Фронтальная панель саркофага с мифом об Афродите и Адонисе. Раненый Адонис (деталь).
Мантуя, Палаццо Дукале (герцогский дворец Гонзага).
Охота на вепря.
Сцена охоты на вепря является главной не только по своему центральному расположению, но и потому что она занимает наибольшую площадь (здесь описывается саркофаг из Казино Роспильози в Риме; композиция мантуанского саркофага несколько иная — И. Ш.). В ней представлены объединенными в одно целое разнообразные моменты сюжета и действия участников: вепрь внезапно бросается в атаку из своего логовища; Адонис ранен в бедро и упал; его товарищи с собаками пытаются убить зверя, но уже слишком поздно. Рана нанесена, но Адонис еще не побежден. Смертельно раненый юный герой изображен поднимающимся с колен и протягивающим руку, будто пытаясь отразить последнюю атаку противника, как это делали многие другие античные воины, напрягая последние силы, чтобы сражаться до конца. Несмотря на неминуемую смерть, к которой привела его страсть к охоте, virtus Адониса проявляется в его неприятии безвольного ожидания судьбы.
(...)
Центральная тема сцены охоты — противостояние человека и зверя. Взгляд на охоту как на метафору битвы имеет долгую и заслуженную историю. Охота, как выразился Ксенофон в IV в. до н. э., являлась "превосходным упражением в искусстве войны". В те времена, когда появились резные саркофаги, охота на вепря занимала важное место в иконографии Империи, начиная с репертуара триумфов Адриана. Изображения этой охоты можно видеть далеко не только на монументальных тондо, ныне украшающих арку Константина; по распоряжению Адриана были также созданы бронзовые медальоны с подобной иконографией.

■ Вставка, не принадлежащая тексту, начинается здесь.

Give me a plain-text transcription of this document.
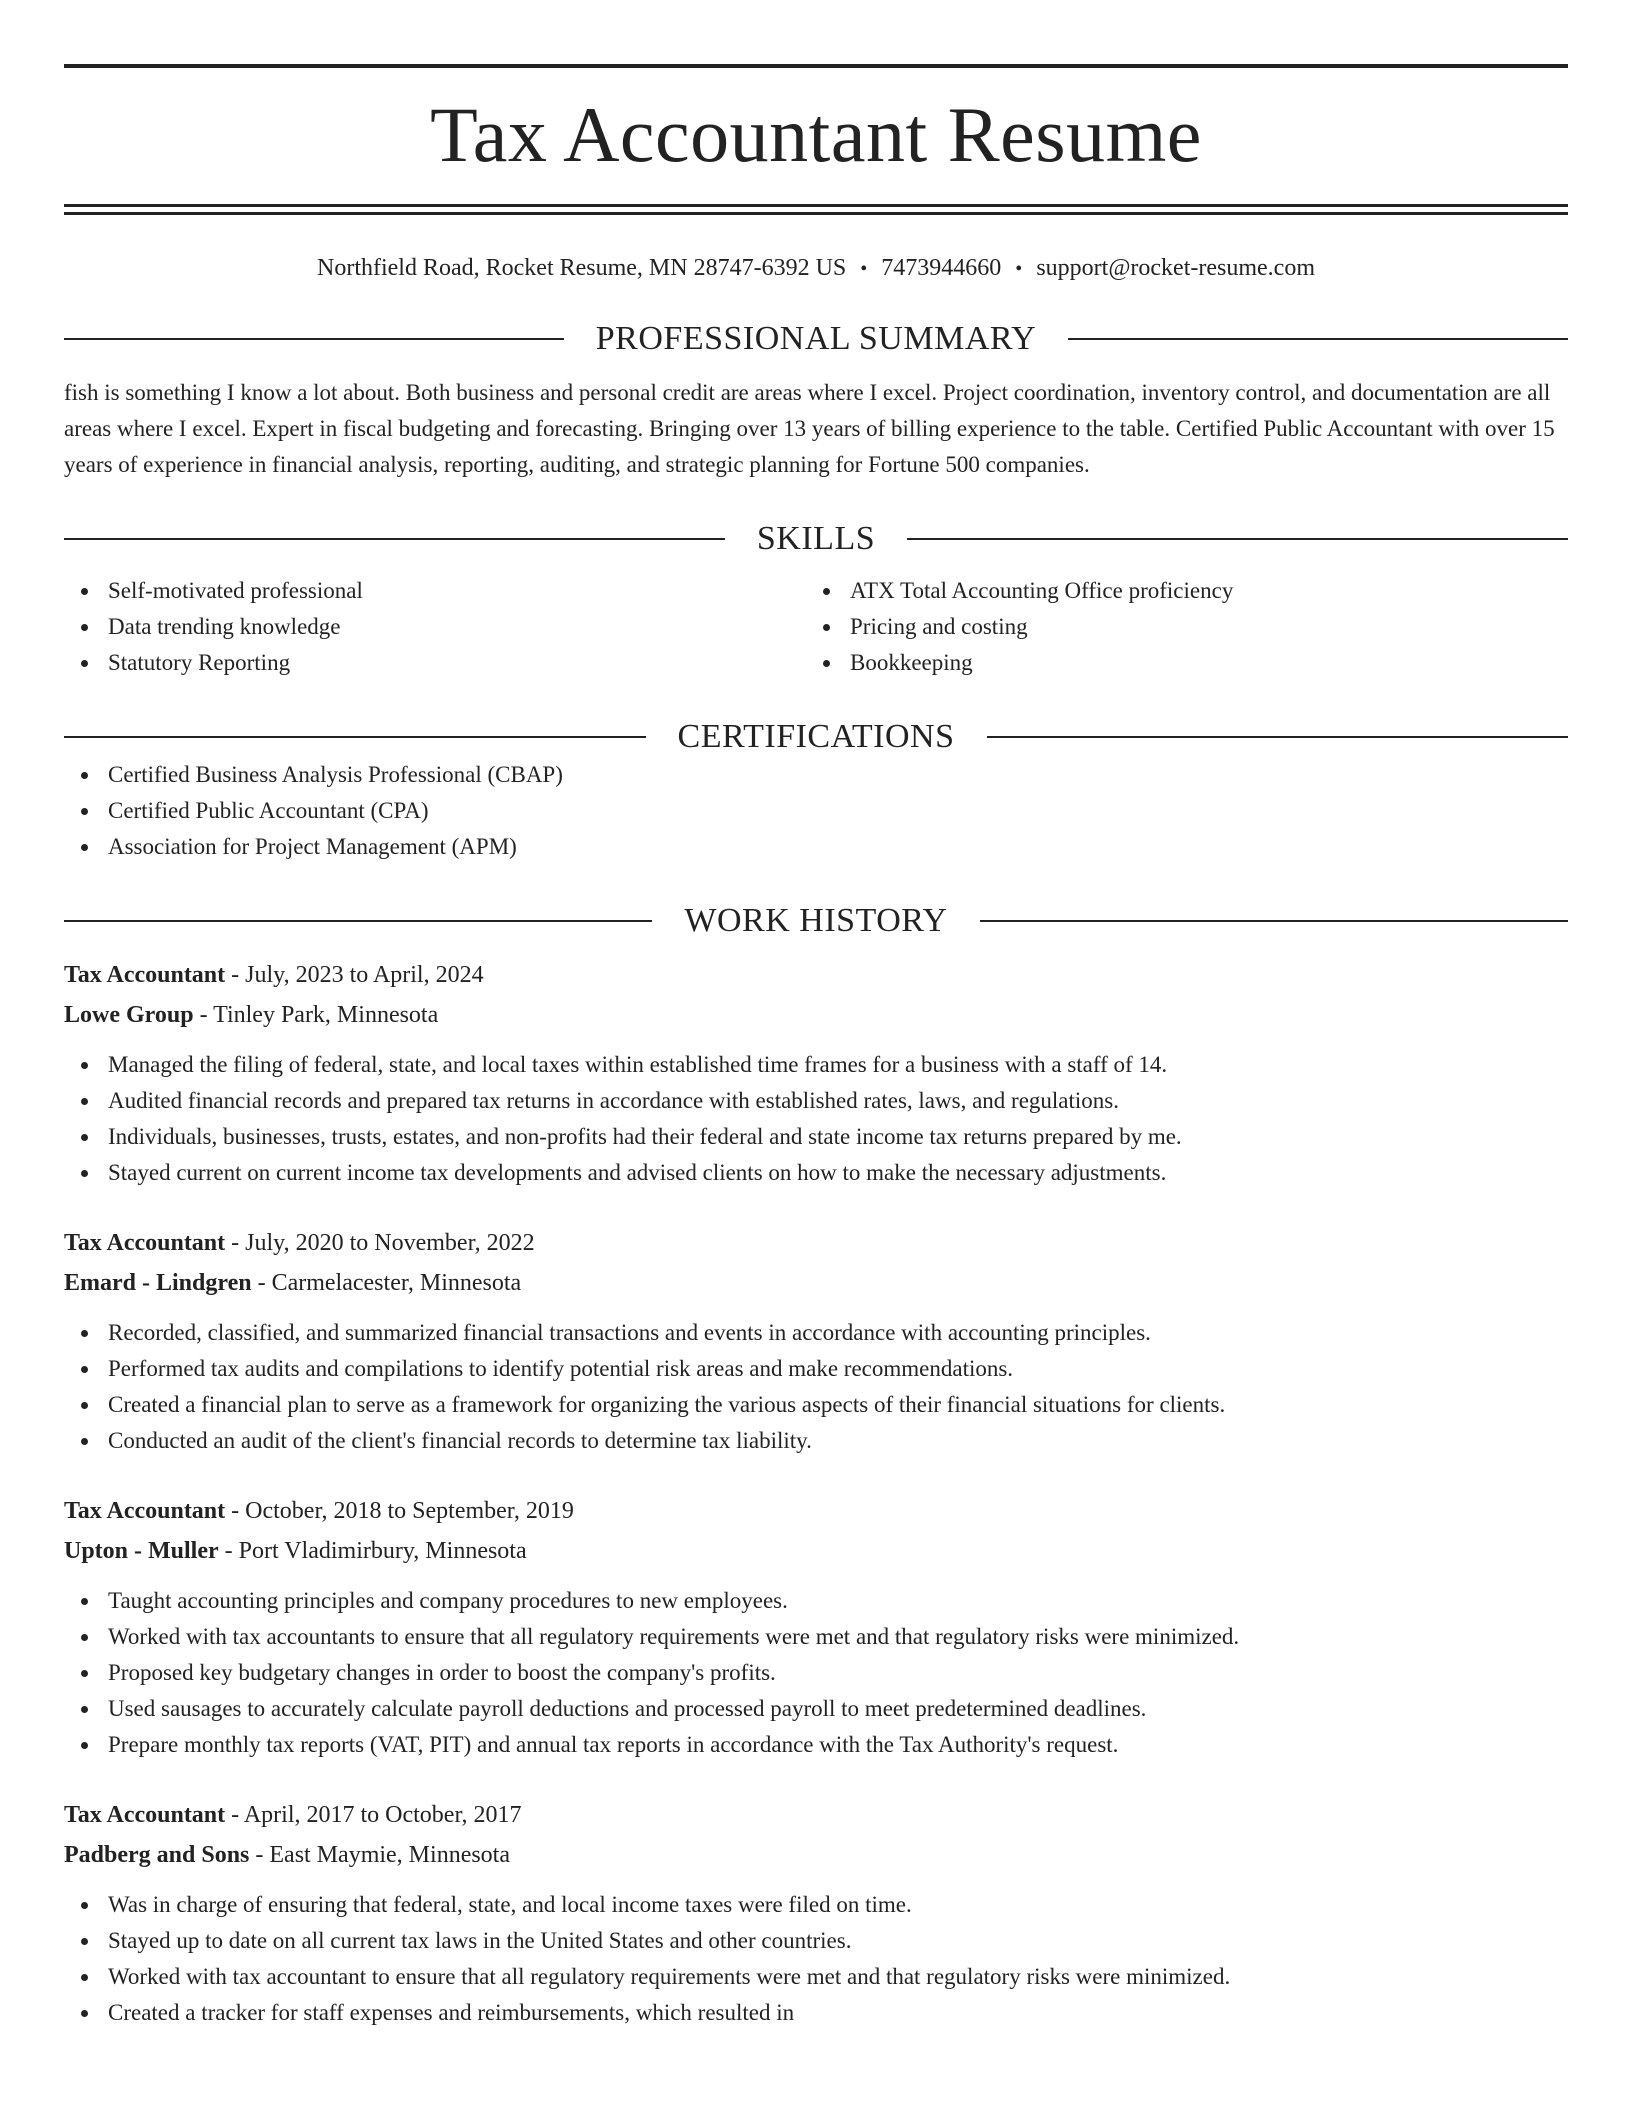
Tax Accountant Resume
Northfield Road, Rocket Resume, MN 28747-6392 US • 7473944660 • support@rocket-resume.com
PROFESSIONAL SUMMARY
fish is something I know a lot about. Both business and personal credit are areas where I excel. Project coordination, inventory control, and documentation are all areas where I excel. Expert in fiscal budgeting and forecasting. Bringing over 13 years of billing experience to the table. Certified Public Accountant with over 15 years of experience in financial analysis, reporting, auditing, and strategic planning for Fortune 500 companies.
SKILLS
Self-motivated professional
Data trending knowledge
Statutory Reporting
ATX Total Accounting Office proficiency
Pricing and costing
Bookkeeping
CERTIFICATIONS
Certified Business Analysis Professional (CBAP)
Certified Public Accountant (CPA)
Association for Project Management (APM)
WORK HISTORY
Tax Accountant - July, 2023 to April, 2024
Lowe Group - Tinley Park, Minnesota
Managed the filing of federal, state, and local taxes within established time frames for a business with a staff of 14.
Audited financial records and prepared tax returns in accordance with established rates, laws, and regulations.
Individuals, businesses, trusts, estates, and non-profits had their federal and state income tax returns prepared by me.
Stayed current on current income tax developments and advised clients on how to make the necessary adjustments.
Tax Accountant - July, 2020 to November, 2022
Emard - Lindgren - Carmelacester, Minnesota
Recorded, classified, and summarized financial transactions and events in accordance with accounting principles.
Performed tax audits and compilations to identify potential risk areas and make recommendations.
Created a financial plan to serve as a framework for organizing the various aspects of their financial situations for clients.
Conducted an audit of the client's financial records to determine tax liability.
Tax Accountant - October, 2018 to September, 2019
Upton - Muller - Port Vladimirbury, Minnesota
Taught accounting principles and company procedures to new employees.
Worked with tax accountants to ensure that all regulatory requirements were met and that regulatory risks were minimized.
Proposed key budgetary changes in order to boost the company's profits.
Used sausages to accurately calculate payroll deductions and processed payroll to meet predetermined deadlines.
Prepare monthly tax reports (VAT, PIT) and annual tax reports in accordance with the Tax Authority's request.
Tax Accountant - April, 2017 to October, 2017
Padberg and Sons - East Maymie, Minnesota
Was in charge of ensuring that federal, state, and local income taxes were filed on time.
Stayed up to date on all current tax laws in the United States and other countries.
Worked with tax accountant to ensure that all regulatory requirements were met and that regulatory risks were minimized.
Created a tracker for staff expenses and reimbursements, which resulted in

То, что охота имела большое значение в символике гробниц, видно по многочисленным саркофагам со сценами преследования разных диких зверей, таких как львы, а также с мифами об охотниках на вепря — Мелеагре и Адонисе. Мотив охоты извлекался из мифологического повествования и использовался отдельно от последнего. В этом смысле убитый вепрь мог даже использоваться в качестве устойчивой метафоры virtus на могильном камне, намекая на то, что покойный являлся "вторым Мелеагром" (alter Meleager). Во всех этих случаях охота представлялась образцовым занятием, являясь одновременно символом virtu и моделью для подражания. Судя по настойчивой демонстрации публике этих образов, они предлагались ей в качестве парадигмы.
Информация: музейные информационные материалы.
Текст: M.Koortbojian. Myth, Meaning and Memory on Roman Sarcophagi. Berkeley: University of California Press. 1995.